In the book The Better Angels of Our Nature: Why Violence Has Declined, Steven Pinker cites “commerce” as one of five reasons why we cooperate with one another instead of act aggressively. Multinationals understand this; it’s why they exist, why they are multi-national. It is in our economic best interest to cooperate globally. But commerce does more than give developing countries a chance to participate.

In November, The Wall Street Journal ran an article titled, “Netflix, Amazon Take Divergent Paths to Reach Indian Audience.” It was a quick read but highlighted this shift from traditional exclusion to emerging inclusion. The brief piece described Netflix’s cost-effective strategy to keep content production “in-house” at their California studio. The idea being that if the shows they make have multinational appeal, then Indian audiences, as well as other countries, will watch (in turn, saving the studio money). Conversely, Amazon has set up shop in Mumbai creating content in India with Indian actors and an Indian audience in mind.

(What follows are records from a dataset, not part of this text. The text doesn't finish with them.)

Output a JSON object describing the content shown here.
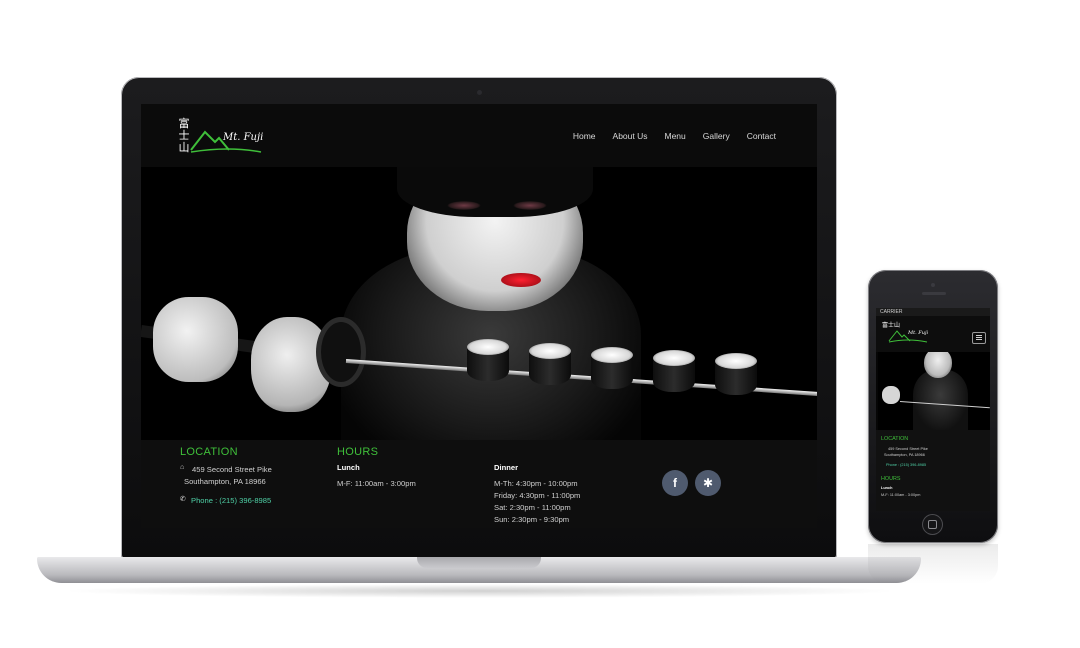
{
  "site": {
    "logo": {
      "kanji": "富士山",
      "text": "Mt. Fuji"
    },
    "nav": [
      "Home",
      "About Us",
      "Menu",
      "Gallery",
      "Contact"
    ]
  },
  "location": {
    "heading": "LOCATION",
    "street": "459 Second Street Pike",
    "city": "Southampton, PA 18966",
    "phone": "Phone : (215) 396-8985"
  },
  "hours": {
    "heading": "HOURS",
    "lunch": {
      "title": "Lunch",
      "lines": [
        "M-F: 11:00am - 3:00pm"
      ]
    },
    "dinner": {
      "title": "Dinner",
      "lines": [
        "M-Th: 4:30pm - 10:00pm",
        "Friday: 4:30pm - 11:00pm",
        "Sat: 2:30pm - 11:00pm",
        "Sun: 2:30pm - 9:30pm"
      ]
    }
  },
  "social": [
    {
      "icon": "facebook-icon",
      "glyph": "f"
    },
    {
      "icon": "yelp-icon",
      "glyph": "✱"
    }
  ],
  "phone": {
    "carrier": "CARRIER",
    "location_heading": "LOCATION",
    "street": "459 Second Street Pike",
    "city": "Southampton, PA 18966",
    "phone": "Phone : (215) 396-8985",
    "hours_heading": "HOURS",
    "lunch_title": "Lunch",
    "lunch_line": "M-F: 11:00am - 3:00pm"
  },
  "colors": {
    "accent_green": "#3fbf3a",
    "phone_link": "#4fd0a6",
    "social_bg": "#4f5a6e",
    "lips": "#ff2030"
  }
}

The story of Amazon’s strategy in India is a hopeful one. It’s hopeful because in an attempt to grow, they are seeking a competitive advantage—to truly learn and understand their audience’s perspective. As we discussed in Part 1, all people want respect, and for the first time, those countries previously shut out of the established economies clique are starting to receive some.

If respecting the diversity and richness of the world’s cultures creates a competitive advantage for businesses, then there is hope for the billions of people within the developing world. Binge watching television may be a waste of time, but the Netflix-Amazon example shows a broader trend. Regardless of the business, the point is this: Emerging markets are finally being included in the game (if only as consumers to start).

Before we get carried away with the salvation of commerce, it’s prudent to acknowledge the elephant in the room—unbridled capitalism. The subject is a heavily debated one. Even the Pope has weighed in.  But rather than taking a Marxist view of inherent failure or Wall Street’s belief that “The Market is always right,” let’s assume for a moment that capitalism, like most things, has an equilibrium point.

Commerce cannot answer the world’s woes alone. While the inclusive strategy of multinational corporations may lead the charge, countries still need to decide for themselves that cooperation trumps aggression. It may feel ironic that a game that creates overpaid mega-CEOs could equalize the global divide, but perhaps it could.  Perhaps commerce can help create more global balance. There is an equilibrium point between corporations and nations that could help both to be successful—to learn, mature, and graduate from the global schoolhouse.